Pilot Aims to Help Seriously Mentally Ill People Make Successful Hospital-to-Home Transition

Pilot Aims to Help Seriously Mentally Ill People Make Successful Hospital-to-Home Transition

Written by Teddi Fine

For many people with a broad range of chronic illnesses, transitional care practices ease the move from hospital to home. But those practices don’t often benefit the many people living with serious mental illnesses—until now. Thanks to a team of Johns Hopkins University School of Nursing researchers, a new model is addressing how the special hospital-to-home challenges for people with severe mental illnesses, and for their families, can be better met.

According to the SON’s Linda Rose, PhD, RN, and her faculty colleagues Linda Gerson, PhD, RN, and Cynthia Carbo, MSN, BSN, reporting in the December 2007 Archives of Psychiatric Nursing, three elements are central to successful community transitions for seriously mentally ill patients:

  • Staying on track with medications
  • Finding meaningful work and social activities; and
  • Maintaining good individual and caregiver physical health.

Their nurse-based, transitional care model focused directly on those core elements. Preliminary, primarily descriptive findings from the pilot study suggest that the model can help people with serious mental illness and their families improve successful hospital- to-home transitions.

In their conclusions, the researchers cautioned that the small sample size, coupled with the setting’s demographics and the potential idiosyncrasy of the nursing logs underscored the need for more extensive study on larger, more diverse populations.
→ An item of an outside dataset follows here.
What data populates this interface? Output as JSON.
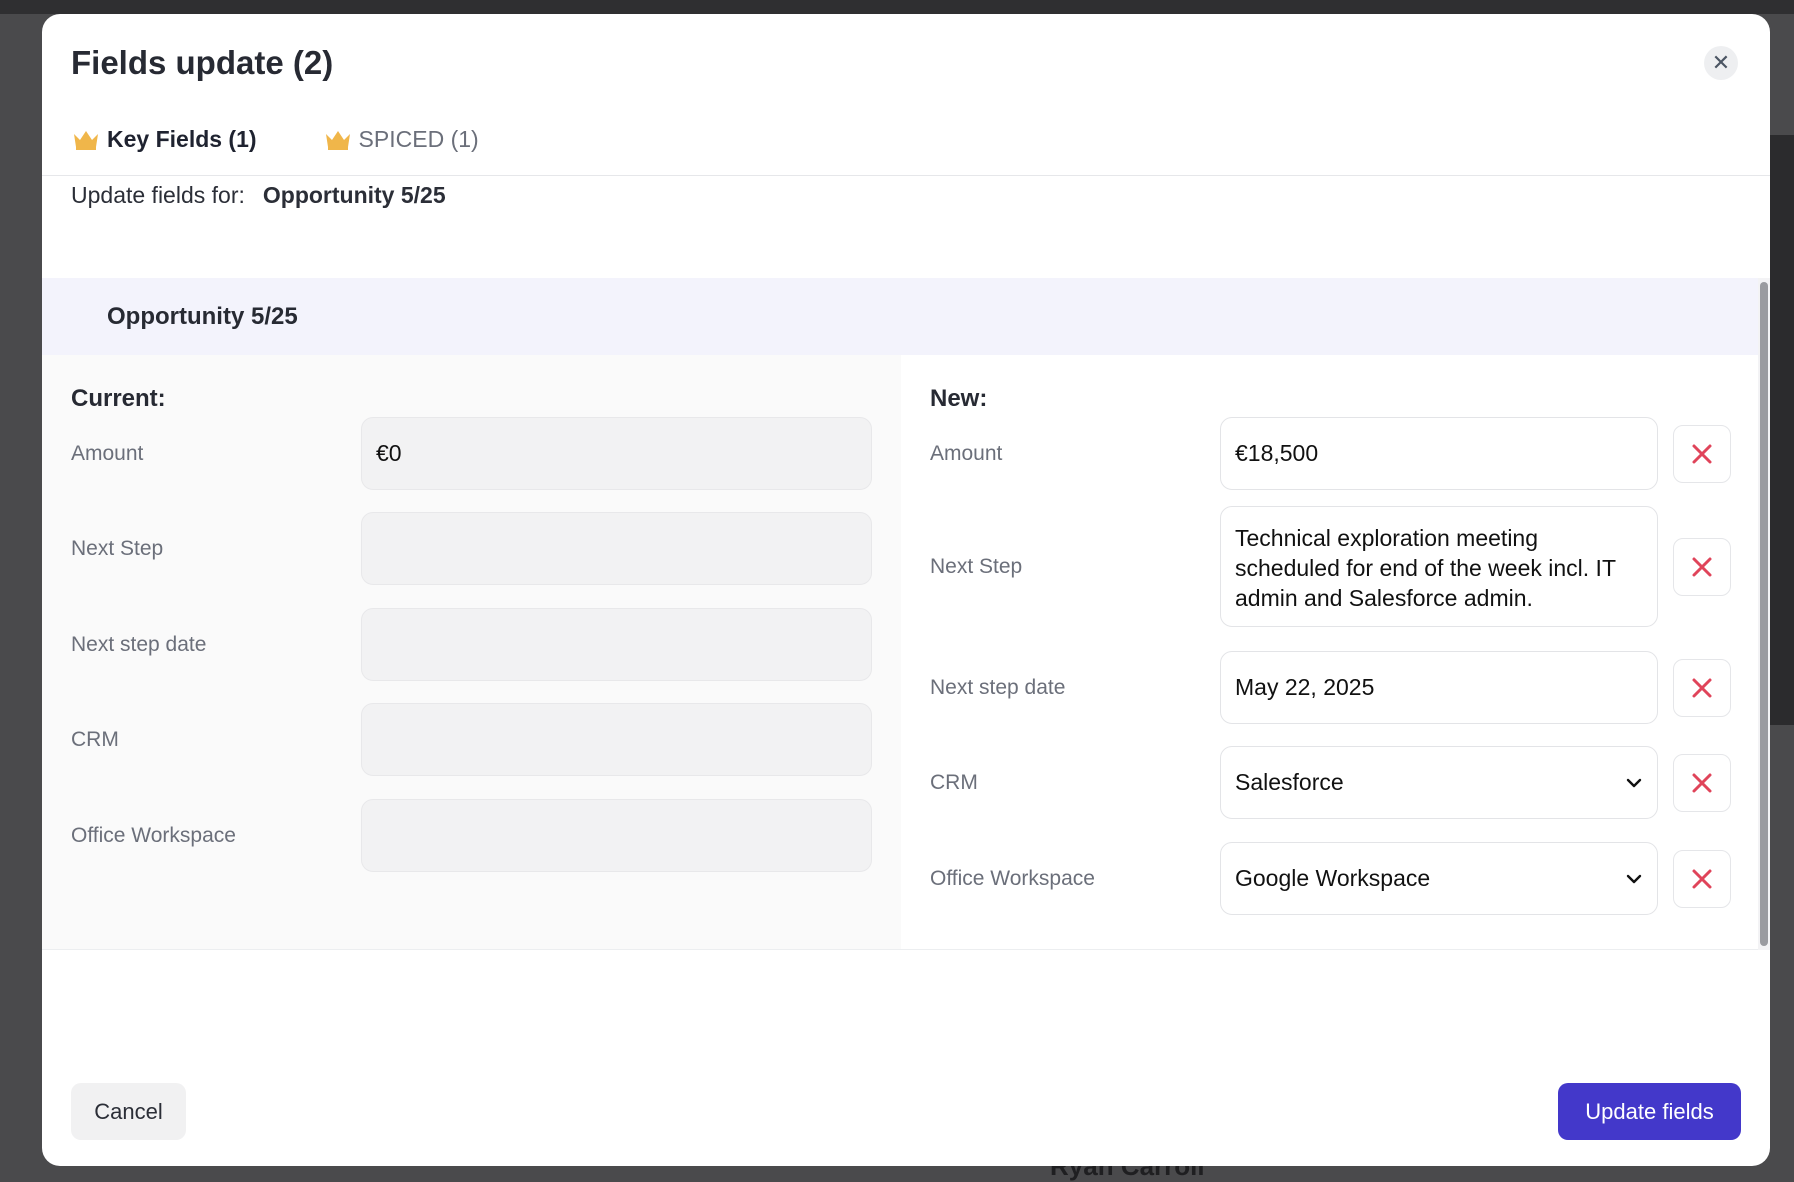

At the same time, however, Rose, Gerson and Carbo posit that, to succeed, a transitional care model needs to be flexible, able to create community service partnerships, and able to meet individualized needs of patients and their families. “We hope,” said Rose, “that further study will allow us to identify an effective intervention to address the needs and improve the quality of life for this often underserved and most vulnerable population.”